🤖 AI Summary
Traditional knowledge distillation uniformly applies distillation loss across all tokens, ignoring the teacher model’s varying confidence levels—often propagating high-entropy, uncertain predictions as supervision signals, thereby introducing noise and degrading student performance. To address this, we propose Token-Gated Distillation (TGD), a token-level dynamic gating framework inspired by the “propose–verify” paradigm of speculative decoding: KL divergence loss is applied only to tokens confidently accepted by the teacher, while low-confidence tokens are automatically masked. The gating function is determined in real time by measuring output distribution consistency between teacher and student, and is jointly optimized end-to-end during training. Experiments across diverse text generation tasks demonstrate that TGD consistently outperforms state-of-the-art distillation methods, yielding substantial gains in student model accuracy, robustness, and training stability—achieving new SOTA results.
📝 Abstract
Knowledge Distillation (KD) has become a cornerstone technique for compressing Large Language Models (LLMs) into smaller, more efficient student models. However, conventional KD approaches typically apply the distillation loss uniformly across all tokens, regardless of the teacher's confidence. This indiscriminate mimicry can introduce noise, as the student is forced to learn from the teacher's uncertain or high-entropy predictions, which may ultimately harm student performance-especially when the teacher is much larger and more powerful.

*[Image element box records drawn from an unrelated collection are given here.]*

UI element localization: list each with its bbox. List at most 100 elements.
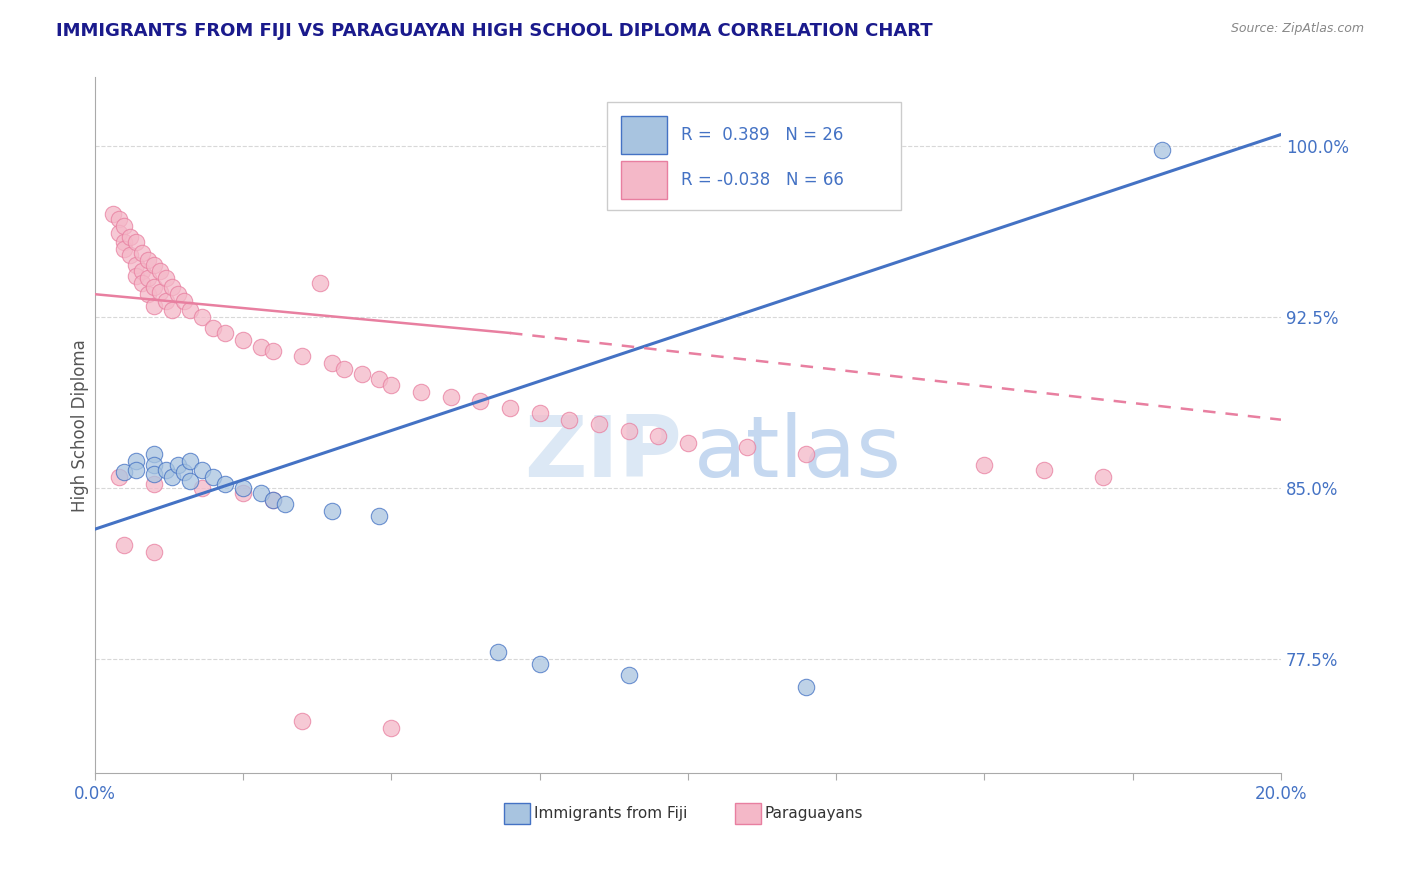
Point — [107, 226, 129, 240]
Bar — [621, 161, 666, 199]
Point — [166, 458, 188, 473]
Bar — [735, 804, 762, 824]
Point — [291, 714, 314, 728]
Point — [796, 447, 818, 461]
Point — [676, 435, 699, 450]
Point — [470, 394, 492, 409]
Point — [291, 349, 314, 363]
Point — [155, 293, 177, 308]
Point — [214, 476, 236, 491]
Point — [125, 258, 148, 272]
Point — [409, 385, 432, 400]
Point — [114, 235, 136, 249]
Text: R = -0.038   N = 66: R = -0.038 N = 66 — [681, 171, 844, 189]
Point — [107, 211, 129, 226]
Point — [647, 428, 669, 442]
Point — [143, 280, 166, 294]
Point — [321, 504, 343, 518]
Point — [262, 492, 284, 507]
Point — [232, 333, 254, 347]
Point — [250, 485, 273, 500]
Point — [155, 463, 177, 477]
Point — [617, 424, 640, 438]
Point — [136, 271, 159, 285]
Point — [114, 465, 136, 479]
Text: R =  0.389   N = 26: R = 0.389 N = 26 — [681, 126, 844, 145]
Point — [143, 476, 166, 491]
Point — [173, 293, 195, 308]
Point — [190, 310, 212, 324]
Point — [107, 469, 129, 483]
Point — [1032, 463, 1054, 477]
FancyBboxPatch shape — [607, 102, 901, 210]
Text: Immigrants from Fiji: Immigrants from Fiji — [534, 806, 688, 822]
Point — [735, 440, 758, 454]
Text: ZIP: ZIP — [524, 412, 682, 495]
Point — [101, 207, 124, 221]
Point — [120, 248, 142, 262]
Point — [350, 367, 373, 381]
Point — [160, 303, 183, 318]
Point — [368, 508, 391, 523]
Point — [380, 378, 402, 392]
Point — [125, 235, 148, 249]
Text: IMMIGRANTS FROM FIJI VS PARAGUAYAN HIGH SCHOOL DIPLOMA CORRELATION CHART: IMMIGRANTS FROM FIJI VS PARAGUAYAN HIGH … — [56, 22, 932, 40]
Point — [440, 390, 463, 404]
Point — [143, 299, 166, 313]
Point — [262, 492, 284, 507]
Point — [114, 242, 136, 256]
Point — [232, 485, 254, 500]
Point — [131, 264, 153, 278]
Point — [309, 276, 332, 290]
Point — [160, 280, 183, 294]
Point — [136, 252, 159, 267]
Point — [160, 469, 183, 483]
Point — [380, 721, 402, 735]
Point — [155, 271, 177, 285]
Point — [131, 246, 153, 260]
Point — [114, 538, 136, 552]
Text: atlas: atlas — [693, 412, 901, 495]
Point — [588, 417, 610, 432]
Point — [368, 371, 391, 385]
Point — [499, 401, 522, 416]
Point — [143, 447, 166, 461]
Point — [232, 481, 254, 495]
Point — [973, 458, 995, 473]
Point — [125, 463, 148, 477]
Point — [149, 264, 172, 278]
Point — [125, 454, 148, 468]
Point — [173, 465, 195, 479]
Point — [131, 276, 153, 290]
Point — [202, 321, 225, 335]
Point — [143, 458, 166, 473]
Point — [250, 340, 273, 354]
Point — [120, 230, 142, 244]
Point — [529, 406, 551, 420]
Point — [143, 545, 166, 559]
Point — [166, 287, 188, 301]
Bar — [503, 804, 530, 824]
Point — [125, 268, 148, 283]
Point — [202, 469, 225, 483]
Point — [179, 303, 201, 318]
Text: Paraguayans: Paraguayans — [765, 806, 863, 822]
Point — [143, 467, 166, 482]
Point — [143, 258, 166, 272]
Point — [262, 344, 284, 359]
Point — [190, 463, 212, 477]
Point — [273, 497, 295, 511]
Point — [149, 285, 172, 299]
Point — [796, 680, 818, 694]
Point — [333, 362, 356, 376]
Point — [214, 326, 236, 340]
Point — [486, 645, 509, 659]
Point — [321, 356, 343, 370]
Point — [136, 287, 159, 301]
Point — [1152, 144, 1174, 158]
Point — [179, 454, 201, 468]
Point — [558, 413, 581, 427]
Point — [1092, 469, 1115, 483]
Point — [114, 219, 136, 233]
Point — [190, 481, 212, 495]
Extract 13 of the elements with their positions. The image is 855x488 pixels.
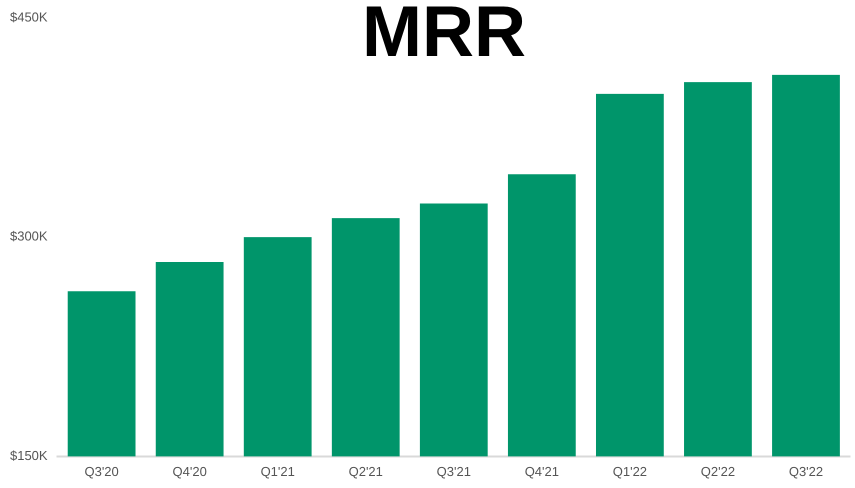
x-tick-label: Q4'20 xyxy=(172,464,207,479)
x-tick-label: Q1'21 xyxy=(260,464,295,479)
x-tick-label: Q3'20 xyxy=(84,464,119,479)
x-tick-label: Q2'22 xyxy=(700,464,736,479)
x-tick-label: Q1'22 xyxy=(612,464,648,479)
x-tick-label: Q4'21 xyxy=(524,464,559,479)
x-tick-label: Q3'22 xyxy=(788,464,824,479)
y-tick-label: $450K xyxy=(10,9,48,24)
y-tick-label: $150K xyxy=(10,448,48,463)
chart-title: MRR xyxy=(362,0,526,72)
x-tick-label: Q2'21 xyxy=(348,464,383,479)
y-tick-label: $300K xyxy=(10,228,48,244)
x-tick-label: Q3'21 xyxy=(436,464,471,479)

To address this, we propose Speculative Knowledge Distillation (SpecKD), a novel, plug-and-play framework that introduces a dynamic, token-level gating mechanism inspired by the "propose-and-verify" paradigm of speculative decoding. At each step, the student's token proposal is verified against the teacher's distribution; the distillation loss is selectively applied only to "accepted" tokens, while "rejected" tokens are masked out. Extensive experiments on diverse text generation tasks show that SpecKD consistently and significantly outperforms strong KD baselines, leading to more stable training and more capable student models, and achieving state-of-the-art results.